Колодезь - страница 15



Татары и соль с возов вываливать не стали – от кого уходить-то? Потащились дальше прежним порядком, только с новыми хозяевами и не в родную сторону.

Семён шёл постный, твердил умную молитву, убеждая себя, что по греху и наказание, а в душе и сейчас горя не чуял. Не плакалось по дому. Только Воронку было жаль. Воронке теперь тяжеленько приходилось: прежний путь, какой ни есть, а всё катанный. И Гришка пленный на возу растянулся, плюётся сквозь палёную бороду, вопит на татар непотребными словами. Набольший татарин Едигей по-русски малость кумекает, так подъедет на рыжем коньке, снимет с бритой головы лисий треух, пот утрёт и скажет:

– Молодца, урус! Хорошо орёшь. Ори ещё.

– Молчал бы, морда бусурманска! – ярится Гришка. – Кто вам, собакам, позволил проезжающих зорить? Ваш ханок государю присягал в мире жить, а вы, гадючьи дети, что творите?

– Ай, ай!.. – скалится Едигейка. – Мы с белым царём живём в мире. Никого не зарезали, никого не стрелили. Это ты, борода, нас стрелил.

– Обоз почто разбили, злодеи?

– А зачем один степью ходил? Степь большая, много людей бродит. Русский царь в нашу степь калмыцкого нойона пустил. Русский царь в нашу степь башкирских тарханов пустил. Много в степи плохих людей стало, зачем один ходил?

– Да это Васька, выродок, дурья башка, велел. Чтоб с него черти кожу содрали и на барабан напялили!

– А зачем дурака слушал?

Тут уж Гришке крыть нечем, разве что снова лаяться.

– Тебя повидать хотел.

– Смотри, – соглашается Едигей, утираясь малахаем.

– Ну ты, молодца, широка лица, – дразнит пленник, – глаза заспал, нос подковал. Потому у вас и бабы нерожалые – как этакого красавца увидят, так у них со страху выкидыши приключаются.

– Хорошо орёшь, – соглашается Едигей. – Я тебя продавать не стану, оставлю себе. Будешь баранов пасти, а в праздник байрам людей веселить.

– Смейся, смейся, харя! – рычит Гришка. – Куда ты тут денешься? К хивинцам не уйдёшь, они тебя на кол посадят, а к кумыкам тебя не пустят – Волга на пути, там остроги стоят, не пройдёшь с грабленым. Лучше отпусти нас поздорову.

– Я тебя не держу, – жмёт плечами татарин. – Иди.

– У, паскуда! – Гришка елозит связанными руками по телеге. – Так бы тебе морду и раскровянил!

Едигей хлещет конька, скачет вдоль обоза, а сам то ли кричит что-то своим людям, то ли песню татарскую тянет – не поймёшь.

Таким ходом неделю тащились. На третий день Гришка присмирел, стал на волю проситься. Едигей велел развязать, всё одно по степи далеко не убежишь, тем паче что никто из мужиков не знал, куда их волокут. Догадывались только, что катятся вдоль Волги вниз.
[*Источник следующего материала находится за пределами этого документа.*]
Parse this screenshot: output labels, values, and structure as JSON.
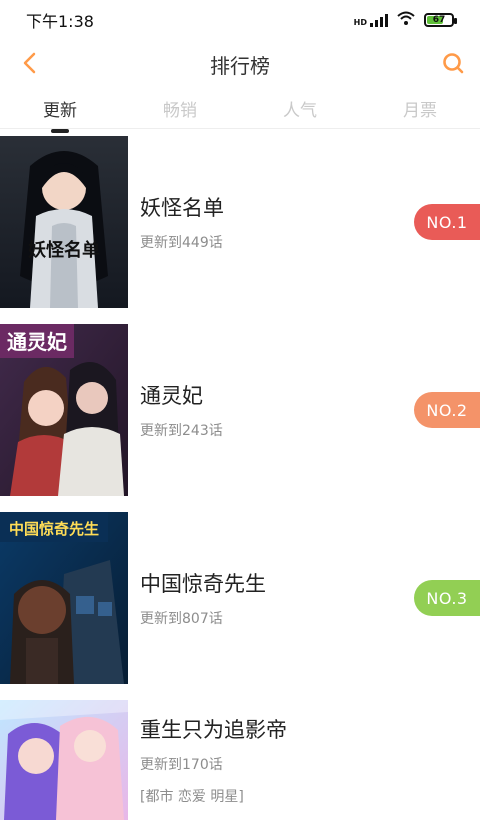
{
  "status": {
    "time": "下午1:38",
    "network_label": "HD",
    "battery": "67"
  },
  "header": {
    "title": "排行榜",
    "accent": "#ff9a48"
  },
  "tabs": [
    {
      "label": "更新",
      "active": true
    },
    {
      "label": "畅销",
      "active": false
    },
    {
      "label": "人气",
      "active": false
    },
    {
      "label": "月票",
      "active": false
    }
  ],
  "items": [
    {
      "title": "妖怪名单",
      "sub": "更新到449话",
      "rank": "NO.1",
      "rank_color": "#e95b57",
      "cover_text": "妖怪名单"
    },
    {
      "title": "通灵妃",
      "sub": "更新到243话",
      "rank": "NO.2",
      "rank_color": "#f49369",
      "cover_text": "通灵妃"
    },
    {
      "title": "中国惊奇先生",
      "sub": "更新到807话",
      "rank": "NO.3",
      "rank_color": "#92cf54",
      "cover_text": "中国惊奇先生"
    },
    {
      "title": "重生只为追影帝",
      "sub": "更新到170话",
      "tags": "[都市  恋爱  明星]"
    }
  ]
}
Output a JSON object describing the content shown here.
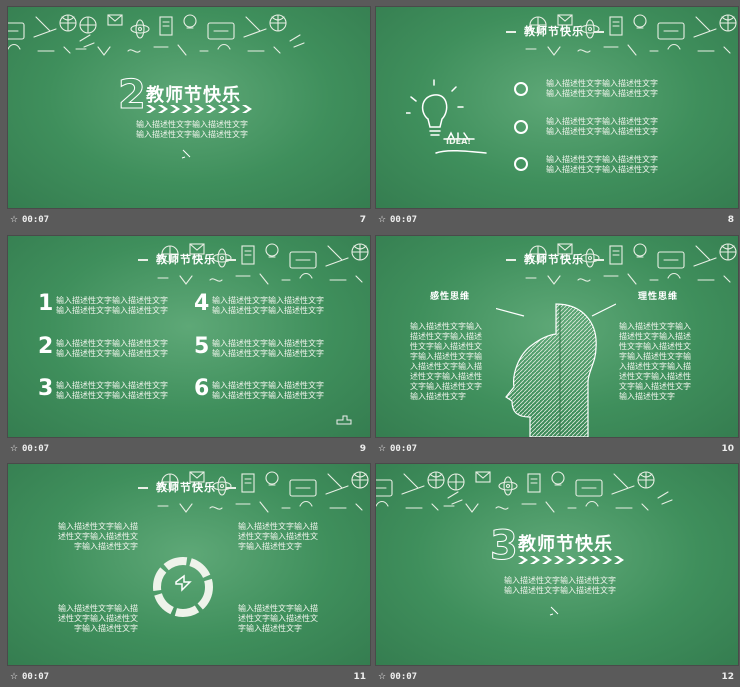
{
  "slides": [
    {
      "number": "7",
      "time": "00:07",
      "title": "教师节快乐",
      "big_digit": "2",
      "desc": [
        "输入描述性文字输入描述性文字",
        "输入描述性文字输入描述性文字"
      ]
    },
    {
      "number": "8",
      "time": "00:07",
      "title": "教师节快乐",
      "idea_label": "IDEA!",
      "items": [
        [
          "输入描述性文字输入描述性文字",
          "输入描述性文字输入描述性文字"
        ],
        [
          "输入描述性文字输入描述性文字",
          "输入描述性文字输入描述性文字"
        ],
        [
          "输入描述性文字输入描述性文字",
          "输入描述性文字输入描述性文字"
        ]
      ]
    },
    {
      "number": "9",
      "time": "00:07",
      "title": "教师节快乐",
      "nums": [
        "1",
        "4",
        "2",
        "5",
        "3",
        "6"
      ],
      "item_text": [
        "输入描述性文字输入描述性文字",
        "输入描述性文字输入描述性文字"
      ]
    },
    {
      "number": "10",
      "time": "00:07",
      "title": "教师节快乐",
      "left_label": "感性思维",
      "right_label": "理性思维",
      "left_text": [
        "输入描述性文字输入",
        "描述性文字输入描述",
        "性文字输入描述性文",
        "字输入描述性文字输",
        "入描述性文字输入描",
        "述性文字输入描述性",
        "文字输入描述性文字",
        "输入描述性文字"
      ],
      "right_text": [
        "输入描述性文字输入",
        "描述性文字输入描述",
        "性文字输入描述性文",
        "字输入描述性文字输",
        "入描述性文字输入描",
        "述性文字输入描述性",
        "文字输入描述性文字",
        "输入描述性文字"
      ]
    },
    {
      "number": "11",
      "time": "00:07",
      "title": "教师节快乐",
      "block": [
        "输入描述性文字输入描",
        "述性文字输入描述性文",
        "字输入描述性文字"
      ]
    },
    {
      "number": "12",
      "time": "00:07",
      "title": "教师节快乐",
      "big_digit": "3",
      "desc": [
        "输入描述性文字输入描述性文字",
        "输入描述性文字输入描述性文字"
      ]
    }
  ],
  "icons": {
    "star": "☆"
  }
}
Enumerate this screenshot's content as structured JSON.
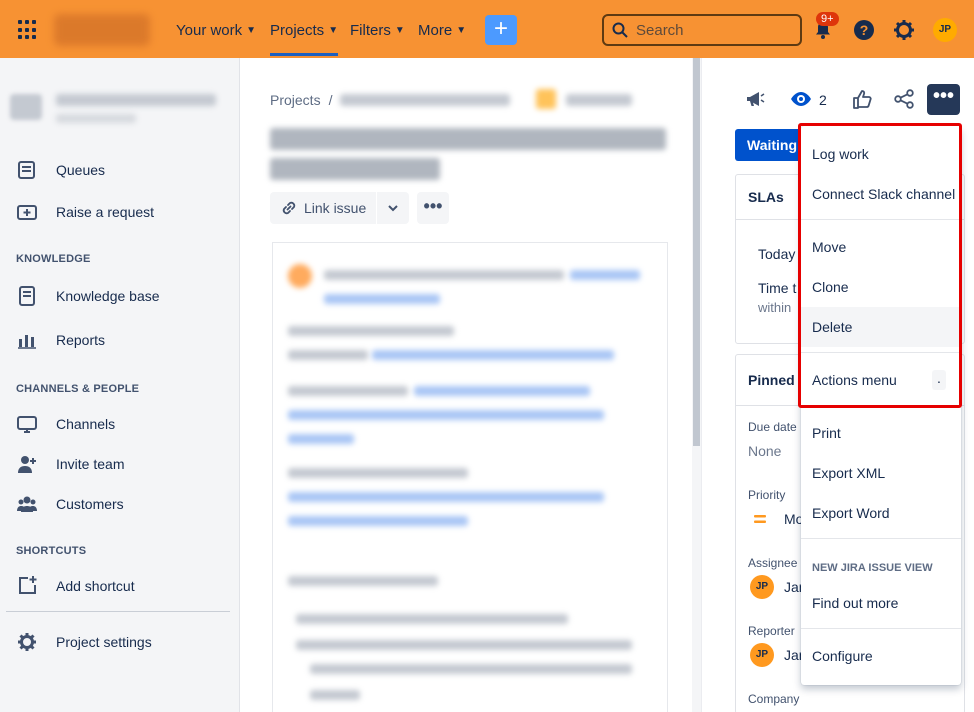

На осьмой день появились над степью белые морские птицы, запахло водным простором. Знать, море близко, а где море, там остроги и стрельцы. Налево – Яицкий городок, направо, на Бучан-реке, – Красноярский. А татаре спокойны, словно там не русские города, а ихние татарские юрты.

В ту же ночь в пленниках обнаружилась недостача: Гришка Огурец и Зинка Павлов тихим обычаем утекли в степь. Едигей погоню выслал, а остальной обоз понукать принялся; видать и ему боязно стало.

Пленники весть по-разному приняли. Братаны Коробовы вовсе присмирели, не смели поднять голов и ждали неминучей казни за чужой грех. Васятка, напротив, приободрился, заговорил смело:

– Огурец – парень не промах, я его недаром с собой взял. Он из Астрахани солдат приведёт, и они нас ослобонят.